Ils sont une vingtaine à se disputer le ballon ovale avec rudesse sur un terrain du parc des sports de la ville de Morges. Le lieu est relativement facile à trouver, «il suffit de suivre l'éclairage qui n'est pas au max», lance taquin Clément Cauquil, entraîneur et joueur de l'équipe de rugby de Morges. Le ton est donné, on fait de l'humour, mais on n'hésite pas à dénoncer les moyens jugés «insuffisants» proposés au rugby morgien.
Comparés aux éclairages dont bénéficient les équipes de foot qui s'entraînent au même moment sur les terrains voisins, ceux des rugbymen sont, avouons-le, un peu moins bien fournis.
Est-ce vraiment le cas? Des terrains morgiens à la Fédération suisse de rugby, nous avons voulu savoir comment se portait le ballon ovale en Suisse.

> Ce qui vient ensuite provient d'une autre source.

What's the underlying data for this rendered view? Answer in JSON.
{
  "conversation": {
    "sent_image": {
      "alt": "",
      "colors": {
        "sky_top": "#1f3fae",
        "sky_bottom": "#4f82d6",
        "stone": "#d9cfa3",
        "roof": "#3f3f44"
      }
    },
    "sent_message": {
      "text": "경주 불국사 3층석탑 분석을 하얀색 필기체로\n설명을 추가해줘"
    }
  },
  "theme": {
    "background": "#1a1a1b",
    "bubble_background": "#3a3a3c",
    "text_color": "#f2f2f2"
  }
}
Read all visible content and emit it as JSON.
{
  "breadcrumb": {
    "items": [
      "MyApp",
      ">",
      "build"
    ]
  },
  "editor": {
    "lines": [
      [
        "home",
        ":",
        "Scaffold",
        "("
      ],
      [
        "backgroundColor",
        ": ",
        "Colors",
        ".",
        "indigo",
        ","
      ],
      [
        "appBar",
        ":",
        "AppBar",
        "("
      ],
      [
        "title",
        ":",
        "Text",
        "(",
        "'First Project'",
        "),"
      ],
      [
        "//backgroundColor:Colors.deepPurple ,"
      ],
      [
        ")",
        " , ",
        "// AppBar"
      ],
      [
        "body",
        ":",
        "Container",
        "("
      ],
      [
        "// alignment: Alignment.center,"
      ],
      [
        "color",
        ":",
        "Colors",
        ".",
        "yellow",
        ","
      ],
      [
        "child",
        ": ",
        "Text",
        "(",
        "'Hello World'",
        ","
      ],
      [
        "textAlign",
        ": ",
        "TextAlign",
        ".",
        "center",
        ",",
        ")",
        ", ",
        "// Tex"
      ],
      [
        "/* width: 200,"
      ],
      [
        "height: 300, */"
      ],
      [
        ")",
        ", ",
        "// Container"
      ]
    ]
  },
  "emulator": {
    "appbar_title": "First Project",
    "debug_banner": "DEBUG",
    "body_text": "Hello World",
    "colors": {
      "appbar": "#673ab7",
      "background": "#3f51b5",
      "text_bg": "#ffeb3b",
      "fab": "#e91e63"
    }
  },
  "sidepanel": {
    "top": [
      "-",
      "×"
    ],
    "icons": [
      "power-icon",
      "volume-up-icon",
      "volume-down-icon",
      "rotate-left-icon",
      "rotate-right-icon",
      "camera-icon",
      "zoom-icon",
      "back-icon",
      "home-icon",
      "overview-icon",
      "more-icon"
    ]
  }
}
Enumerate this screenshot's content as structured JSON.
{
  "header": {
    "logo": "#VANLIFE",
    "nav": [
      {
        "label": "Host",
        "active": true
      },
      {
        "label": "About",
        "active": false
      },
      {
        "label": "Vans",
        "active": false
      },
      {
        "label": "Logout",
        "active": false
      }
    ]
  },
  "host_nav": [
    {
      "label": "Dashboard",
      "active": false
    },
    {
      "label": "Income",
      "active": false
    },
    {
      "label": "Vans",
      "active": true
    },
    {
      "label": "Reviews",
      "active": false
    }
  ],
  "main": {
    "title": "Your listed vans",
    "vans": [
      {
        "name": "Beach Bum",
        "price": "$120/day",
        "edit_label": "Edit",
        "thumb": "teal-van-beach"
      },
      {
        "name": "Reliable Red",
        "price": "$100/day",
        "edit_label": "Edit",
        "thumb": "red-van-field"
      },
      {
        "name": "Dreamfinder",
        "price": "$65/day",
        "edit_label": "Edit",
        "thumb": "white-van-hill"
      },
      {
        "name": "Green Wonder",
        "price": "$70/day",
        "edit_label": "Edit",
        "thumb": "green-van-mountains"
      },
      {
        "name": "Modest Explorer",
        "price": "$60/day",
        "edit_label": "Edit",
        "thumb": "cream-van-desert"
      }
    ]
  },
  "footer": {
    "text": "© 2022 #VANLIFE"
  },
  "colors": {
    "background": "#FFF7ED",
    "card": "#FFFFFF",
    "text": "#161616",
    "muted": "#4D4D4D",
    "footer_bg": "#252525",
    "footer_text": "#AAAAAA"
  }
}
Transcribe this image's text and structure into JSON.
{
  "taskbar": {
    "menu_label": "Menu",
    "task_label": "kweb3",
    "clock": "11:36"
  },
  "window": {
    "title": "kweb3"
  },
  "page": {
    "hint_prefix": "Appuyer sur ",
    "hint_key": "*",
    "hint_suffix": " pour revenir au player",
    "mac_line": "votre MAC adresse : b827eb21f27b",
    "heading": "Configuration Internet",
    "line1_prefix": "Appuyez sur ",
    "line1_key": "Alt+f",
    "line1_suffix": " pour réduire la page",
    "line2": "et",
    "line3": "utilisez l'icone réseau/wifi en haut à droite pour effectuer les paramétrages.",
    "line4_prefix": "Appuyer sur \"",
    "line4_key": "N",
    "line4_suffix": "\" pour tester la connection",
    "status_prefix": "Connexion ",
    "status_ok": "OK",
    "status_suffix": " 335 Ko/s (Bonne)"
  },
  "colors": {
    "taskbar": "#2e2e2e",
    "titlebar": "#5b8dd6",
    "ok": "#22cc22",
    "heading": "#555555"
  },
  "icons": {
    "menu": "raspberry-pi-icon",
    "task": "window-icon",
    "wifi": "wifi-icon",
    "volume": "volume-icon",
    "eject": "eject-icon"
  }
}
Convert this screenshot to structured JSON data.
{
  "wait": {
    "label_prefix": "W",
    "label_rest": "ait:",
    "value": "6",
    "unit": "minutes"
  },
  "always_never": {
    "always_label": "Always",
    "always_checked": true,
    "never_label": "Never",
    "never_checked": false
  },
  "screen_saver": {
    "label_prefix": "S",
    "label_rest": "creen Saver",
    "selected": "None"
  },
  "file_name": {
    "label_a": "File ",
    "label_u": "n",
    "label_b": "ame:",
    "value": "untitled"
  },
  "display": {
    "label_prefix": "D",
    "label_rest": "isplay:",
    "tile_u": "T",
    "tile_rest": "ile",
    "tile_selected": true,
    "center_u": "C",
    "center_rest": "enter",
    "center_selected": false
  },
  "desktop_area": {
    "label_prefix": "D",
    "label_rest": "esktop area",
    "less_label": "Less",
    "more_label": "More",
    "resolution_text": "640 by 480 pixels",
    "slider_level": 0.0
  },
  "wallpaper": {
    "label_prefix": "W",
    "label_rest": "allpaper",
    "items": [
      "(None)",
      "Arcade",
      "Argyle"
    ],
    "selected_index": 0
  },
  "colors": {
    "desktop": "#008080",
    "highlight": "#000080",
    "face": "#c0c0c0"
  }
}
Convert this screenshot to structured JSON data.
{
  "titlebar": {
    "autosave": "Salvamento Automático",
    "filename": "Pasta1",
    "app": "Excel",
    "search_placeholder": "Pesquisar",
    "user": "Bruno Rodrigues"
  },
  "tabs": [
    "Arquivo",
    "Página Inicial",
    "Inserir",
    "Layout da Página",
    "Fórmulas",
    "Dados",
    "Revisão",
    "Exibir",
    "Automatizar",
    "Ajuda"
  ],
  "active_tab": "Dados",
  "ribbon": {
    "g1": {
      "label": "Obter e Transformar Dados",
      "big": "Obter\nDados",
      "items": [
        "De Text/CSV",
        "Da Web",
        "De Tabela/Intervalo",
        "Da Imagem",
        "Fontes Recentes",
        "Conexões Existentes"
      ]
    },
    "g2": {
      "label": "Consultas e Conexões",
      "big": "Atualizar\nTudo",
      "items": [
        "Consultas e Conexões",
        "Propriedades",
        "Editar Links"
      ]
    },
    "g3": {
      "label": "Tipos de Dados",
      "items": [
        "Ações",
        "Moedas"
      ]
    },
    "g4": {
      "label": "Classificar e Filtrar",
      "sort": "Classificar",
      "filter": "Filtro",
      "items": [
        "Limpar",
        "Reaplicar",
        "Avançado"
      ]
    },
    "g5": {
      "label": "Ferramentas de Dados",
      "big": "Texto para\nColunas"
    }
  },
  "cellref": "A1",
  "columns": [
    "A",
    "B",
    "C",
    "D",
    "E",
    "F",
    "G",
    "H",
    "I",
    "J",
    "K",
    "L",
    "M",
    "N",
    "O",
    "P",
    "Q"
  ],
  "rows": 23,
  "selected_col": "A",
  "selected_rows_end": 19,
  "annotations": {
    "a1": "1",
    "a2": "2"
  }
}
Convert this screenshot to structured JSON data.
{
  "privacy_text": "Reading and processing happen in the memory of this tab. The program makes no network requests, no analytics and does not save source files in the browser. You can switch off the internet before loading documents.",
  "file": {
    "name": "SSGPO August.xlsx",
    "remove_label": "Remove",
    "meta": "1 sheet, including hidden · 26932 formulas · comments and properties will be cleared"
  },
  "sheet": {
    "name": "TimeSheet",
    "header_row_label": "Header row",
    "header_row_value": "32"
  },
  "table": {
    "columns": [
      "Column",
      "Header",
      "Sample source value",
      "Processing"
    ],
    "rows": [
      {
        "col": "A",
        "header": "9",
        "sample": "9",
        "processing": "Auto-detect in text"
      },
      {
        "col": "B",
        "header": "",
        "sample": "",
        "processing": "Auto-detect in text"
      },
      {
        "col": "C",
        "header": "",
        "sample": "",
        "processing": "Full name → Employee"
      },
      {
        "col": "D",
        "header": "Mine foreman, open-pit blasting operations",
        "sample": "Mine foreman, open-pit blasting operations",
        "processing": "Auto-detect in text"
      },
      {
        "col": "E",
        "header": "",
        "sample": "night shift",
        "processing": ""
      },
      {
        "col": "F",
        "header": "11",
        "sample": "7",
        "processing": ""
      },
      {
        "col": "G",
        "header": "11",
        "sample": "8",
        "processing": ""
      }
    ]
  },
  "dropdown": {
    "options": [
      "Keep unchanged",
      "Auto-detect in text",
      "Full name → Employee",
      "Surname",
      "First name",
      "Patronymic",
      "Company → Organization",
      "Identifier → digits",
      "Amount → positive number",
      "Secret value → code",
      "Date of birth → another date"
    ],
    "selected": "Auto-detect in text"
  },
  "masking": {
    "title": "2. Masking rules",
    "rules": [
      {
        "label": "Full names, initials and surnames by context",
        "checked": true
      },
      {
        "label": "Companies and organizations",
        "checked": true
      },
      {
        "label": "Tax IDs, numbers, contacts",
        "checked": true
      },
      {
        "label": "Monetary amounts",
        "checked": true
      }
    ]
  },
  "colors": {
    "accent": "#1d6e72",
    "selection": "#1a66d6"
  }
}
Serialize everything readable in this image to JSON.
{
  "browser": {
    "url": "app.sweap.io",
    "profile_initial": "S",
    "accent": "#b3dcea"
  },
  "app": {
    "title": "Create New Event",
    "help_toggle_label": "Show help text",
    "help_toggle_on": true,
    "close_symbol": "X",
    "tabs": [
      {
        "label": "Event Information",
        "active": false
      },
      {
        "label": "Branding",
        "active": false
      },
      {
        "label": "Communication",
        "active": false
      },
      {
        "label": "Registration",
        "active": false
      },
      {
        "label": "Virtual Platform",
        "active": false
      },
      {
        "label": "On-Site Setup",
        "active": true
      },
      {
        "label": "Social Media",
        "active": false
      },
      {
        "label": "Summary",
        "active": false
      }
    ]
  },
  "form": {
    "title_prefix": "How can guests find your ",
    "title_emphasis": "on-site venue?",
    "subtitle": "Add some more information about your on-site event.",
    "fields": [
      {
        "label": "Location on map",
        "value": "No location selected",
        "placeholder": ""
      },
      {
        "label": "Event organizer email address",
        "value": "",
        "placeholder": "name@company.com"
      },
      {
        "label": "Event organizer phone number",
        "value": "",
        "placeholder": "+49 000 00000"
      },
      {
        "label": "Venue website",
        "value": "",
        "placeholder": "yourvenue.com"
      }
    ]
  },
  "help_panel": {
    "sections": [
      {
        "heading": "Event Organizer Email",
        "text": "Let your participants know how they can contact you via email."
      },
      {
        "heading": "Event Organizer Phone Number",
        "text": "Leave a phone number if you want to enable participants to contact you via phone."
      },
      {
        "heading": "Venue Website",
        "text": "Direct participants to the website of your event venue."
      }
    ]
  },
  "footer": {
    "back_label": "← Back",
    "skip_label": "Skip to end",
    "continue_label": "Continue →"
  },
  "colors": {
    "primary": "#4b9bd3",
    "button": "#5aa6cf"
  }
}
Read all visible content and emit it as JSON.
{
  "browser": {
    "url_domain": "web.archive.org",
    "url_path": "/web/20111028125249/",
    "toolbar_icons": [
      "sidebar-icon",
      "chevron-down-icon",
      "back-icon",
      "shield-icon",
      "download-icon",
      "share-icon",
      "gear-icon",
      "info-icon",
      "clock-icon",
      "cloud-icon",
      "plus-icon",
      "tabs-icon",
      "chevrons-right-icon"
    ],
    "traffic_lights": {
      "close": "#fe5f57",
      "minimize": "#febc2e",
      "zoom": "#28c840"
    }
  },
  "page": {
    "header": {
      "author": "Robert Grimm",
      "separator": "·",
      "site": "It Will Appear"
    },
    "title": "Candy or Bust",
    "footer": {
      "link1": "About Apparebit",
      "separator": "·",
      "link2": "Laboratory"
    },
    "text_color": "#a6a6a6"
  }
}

Que ce soit aux abords du terrain morgien avec Clément Cauquil ou au téléphone avec Aurélie Lemouzy, présidente du Comité Central de la Fédération suisse de rugby, l'accent du Sud-ouest de la France n'est jamais très loin lorsque l'on évoque le ballon ovale, et ce n'est pas Vincent Ducros, président et membre fondateur du rugby club de Morges, lui-même Français, qui dira le contraire.
En effet, en 2011, il crée l'AS Rugby Morges avec un patron de bar de la ville, ancien rugbyman amateur de l'AS Clermont Auvergne et un Morgien «pur souche». Il y avait encore tout à faire dans la région, «le rugby était assez méconnu», ajoute-t-il. Qu'en est-il douze ans après?
Du côté de la Fédération suisse de rugby, on note que les choses sont en train de changer. «Il y a dix ans, au haut niveau en Suisse romande, on avait une sorte de "dépendance" au rugby français, car la plupart des coaches et des joueurs venaient de France», explique Aurélie Lemouzy. Elle précise que c'est de moins en moins le cas aujourd'hui, grâce notamment à une formation d'entraîneur de rugby via le programme Jeunesse et sport, financé par la Confédération.
Elle ajoute qu'en allant au bord des terrains romands, l'accent du Sud-ouest se fait entendre, mais que du côté alémanique, ce sont les Australiens, les Sud-Africains et les Néo-Zélandais qui contribuent au développement du rugby en Suisse.
Avec près de 4900 licenciés sur la saison 2022-2023 et un nombre de clubs passés de 31 à 51, le rugby suisse est «en progression», se réjouit la présidente du Comité Central de la Fédération suisse de rugby. Depuis 2011, le nombre de pratiquants a doublé en Suisse, mais les objectifs étaient nombreux: «Il fallait tout d'abord structurer la pratique du rugby en développant les associations régionales, puis créer des académies pour les jeunes et augmenter sa visibilité auprès des médias et de la population en général».
Ce sport, qui reste amateur dans notre pays, doit non seulement faire naître des vocations, mais aussi améliorer ses résultats au plus haut niveau.
Pour ce faire, la Fédération suisse de rugby a misé sur le développement du rugby à 7. Un jeu plus dynamique avec des phases de course plus importantes et une durée de match plus courte, soit 14 minutes au lieu de 80 pour le rugby à XV. Selon la fédération, le format à 7 attirait aussi plus de pratiquantes dans les régions où le rugby à XV avait du mal à se développer.
Ce format à l'effectif réduit a aussi un avantage indéniable: il a fait son entrée aux Jeux olympiques en 2016 et ce statut lui permet un soutien financier plus important.
Retour sur le terrain de Morges. «Attention les gars, le but, c'est pas d'arriver à fond et de mettre une cravate au mec, je ne veux pas voir de plaquage haut, d'accord?», lance Clément Cauquil. Les encouragements fusent, mais les rappels à l'ordre aussi. L'entraîneur ne le cache pas, il pratique «un sport de contacts», mais ce n'est pas «un sport violent pour autant, pas plus que le hockey».
La rudesse et la violence des impacts empêchent-ils les Suisses de s'y intéresser? Pour la Fédération suisse de rugby, les blessures ne sont pas plus nombreuses ni plus graves que dans d'autres sports et cette mauvaise réputation n'est pas justifiée.
Elle ajoute qu'à l'échelon inférieur, comme le championnat suisse, les protocoles en cas de blessure à la tête vont plus loin que ceux décrétés par World Rugby, l'instance internationale. Aurélie Lemouzy comprend certaines réticences mais conseille de venir assister à un match ou à une initiation. «Aujourd'hui, il est plus difficile de convaincre les parents que les enfants qui, eux, prennent beaucoup de plaisir».